Светлый эль, теплый и поддельный, вставлял плохо, он-то меня и попутал. Я заказал бренди с газировкой. Боже, как я устал.
— Ну да, — глупо ухмыльнулся Уинтерботтом. — И, послушайте, я очень, очень сожалею о вашем отце. Только ради этого я пришел сюда. Вы знаете, что я делал вечером? — Гордость распирала его. — Мы были вместе в пабе, и потом это в телевизоре. Тогда я сказал, что знаком с вами, и она мне не поверила. И тогда я сказал, что пойду в сортир. Сортир там во дворе, знаете ли. Ну и я помчался, как угорелый, — вроде отлить. Я не думаю, что она поняла, куда я. Но когда вернусь, скандал будет грандиозный.
Он хихикнул.
— На что вы живете?
— На что я могу жить. За ее счет, я думаю. У нее небольшая пенсия, видите ли. И еще у нее алименты.
— Сколько же ей лет, Господи помилуй?
— Сколько? Старше меня. Гораздо. Но, о-оо, нет же, нет, ну что вы. И она очень умна. Но очень ревнива.
— Вы, — сказал я, — немедленно возвращаетесь к Элис.

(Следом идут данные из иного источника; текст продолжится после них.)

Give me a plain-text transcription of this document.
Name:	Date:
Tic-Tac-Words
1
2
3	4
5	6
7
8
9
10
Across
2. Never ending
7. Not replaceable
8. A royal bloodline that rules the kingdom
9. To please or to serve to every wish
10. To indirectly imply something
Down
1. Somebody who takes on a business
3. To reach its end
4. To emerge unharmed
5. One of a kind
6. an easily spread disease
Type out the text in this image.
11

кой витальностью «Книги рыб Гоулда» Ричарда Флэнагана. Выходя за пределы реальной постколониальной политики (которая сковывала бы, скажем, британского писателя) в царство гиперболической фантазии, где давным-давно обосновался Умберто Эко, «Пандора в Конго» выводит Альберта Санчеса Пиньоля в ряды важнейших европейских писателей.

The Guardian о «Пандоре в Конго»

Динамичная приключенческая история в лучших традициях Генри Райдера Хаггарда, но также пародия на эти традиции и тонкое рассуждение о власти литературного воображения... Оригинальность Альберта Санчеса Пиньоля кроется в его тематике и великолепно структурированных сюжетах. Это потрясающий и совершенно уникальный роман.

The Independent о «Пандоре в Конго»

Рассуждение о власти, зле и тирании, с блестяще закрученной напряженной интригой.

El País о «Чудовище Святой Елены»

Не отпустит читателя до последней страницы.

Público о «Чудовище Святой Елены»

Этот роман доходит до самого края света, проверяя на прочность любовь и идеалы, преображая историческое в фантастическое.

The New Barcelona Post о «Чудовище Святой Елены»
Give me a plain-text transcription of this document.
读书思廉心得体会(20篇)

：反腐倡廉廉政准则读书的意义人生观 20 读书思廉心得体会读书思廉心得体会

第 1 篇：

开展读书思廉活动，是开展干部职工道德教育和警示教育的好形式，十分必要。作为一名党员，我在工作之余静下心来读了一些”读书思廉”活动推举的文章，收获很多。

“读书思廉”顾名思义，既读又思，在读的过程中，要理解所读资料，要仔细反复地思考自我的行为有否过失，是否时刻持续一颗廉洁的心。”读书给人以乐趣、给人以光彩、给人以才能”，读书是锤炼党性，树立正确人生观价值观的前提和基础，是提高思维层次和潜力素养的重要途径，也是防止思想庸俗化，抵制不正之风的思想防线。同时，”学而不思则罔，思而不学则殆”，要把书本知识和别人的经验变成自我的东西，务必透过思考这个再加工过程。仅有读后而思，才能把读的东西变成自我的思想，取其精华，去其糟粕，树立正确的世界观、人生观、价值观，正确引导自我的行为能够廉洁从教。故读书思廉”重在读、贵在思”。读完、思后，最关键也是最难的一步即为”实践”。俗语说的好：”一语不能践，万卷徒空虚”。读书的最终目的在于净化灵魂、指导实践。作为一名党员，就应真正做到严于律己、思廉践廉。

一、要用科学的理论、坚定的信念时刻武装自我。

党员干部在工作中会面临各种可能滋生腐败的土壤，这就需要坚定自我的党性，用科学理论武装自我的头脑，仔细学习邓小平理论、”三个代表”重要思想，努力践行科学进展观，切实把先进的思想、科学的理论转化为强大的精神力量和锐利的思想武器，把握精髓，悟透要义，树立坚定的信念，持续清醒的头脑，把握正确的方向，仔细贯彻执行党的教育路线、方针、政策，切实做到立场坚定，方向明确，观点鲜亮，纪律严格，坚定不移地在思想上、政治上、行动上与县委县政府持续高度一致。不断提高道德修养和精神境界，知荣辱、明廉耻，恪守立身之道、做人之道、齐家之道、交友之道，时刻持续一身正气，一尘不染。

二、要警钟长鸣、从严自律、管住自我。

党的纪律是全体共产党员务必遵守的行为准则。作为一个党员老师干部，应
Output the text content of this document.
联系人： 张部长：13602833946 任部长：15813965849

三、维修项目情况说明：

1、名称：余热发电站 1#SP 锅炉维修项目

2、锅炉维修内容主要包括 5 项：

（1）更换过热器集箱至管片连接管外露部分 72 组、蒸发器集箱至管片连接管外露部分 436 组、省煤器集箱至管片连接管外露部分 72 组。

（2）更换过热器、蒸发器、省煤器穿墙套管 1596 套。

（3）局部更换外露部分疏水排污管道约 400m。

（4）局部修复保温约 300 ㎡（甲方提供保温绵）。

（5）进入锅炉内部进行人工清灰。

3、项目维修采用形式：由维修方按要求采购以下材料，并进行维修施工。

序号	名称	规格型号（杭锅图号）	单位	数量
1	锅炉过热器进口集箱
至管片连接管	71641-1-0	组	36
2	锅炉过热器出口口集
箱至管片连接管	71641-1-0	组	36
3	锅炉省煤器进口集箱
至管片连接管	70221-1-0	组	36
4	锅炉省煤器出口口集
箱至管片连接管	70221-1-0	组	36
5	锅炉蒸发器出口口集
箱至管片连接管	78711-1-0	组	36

— Знаете, — сказал он изумленно, — как раз об этом я и подумывал. Я подумал, что вы там поглядите, как карты легли, и дадите мне знать.
— Лучше бы вам вернуться, — сказал я, — пока не слишком поздно. Пока Элис не связалась с кем-нибудь еще.
— Но этот Джек Браунлоу уже женат. И никогда не получит развод.
— Я не Джека Браунлоу имел в виду, — сказал я. — Неважно кого. Вам бы не следовало все это начинать, вы не созданы для этого.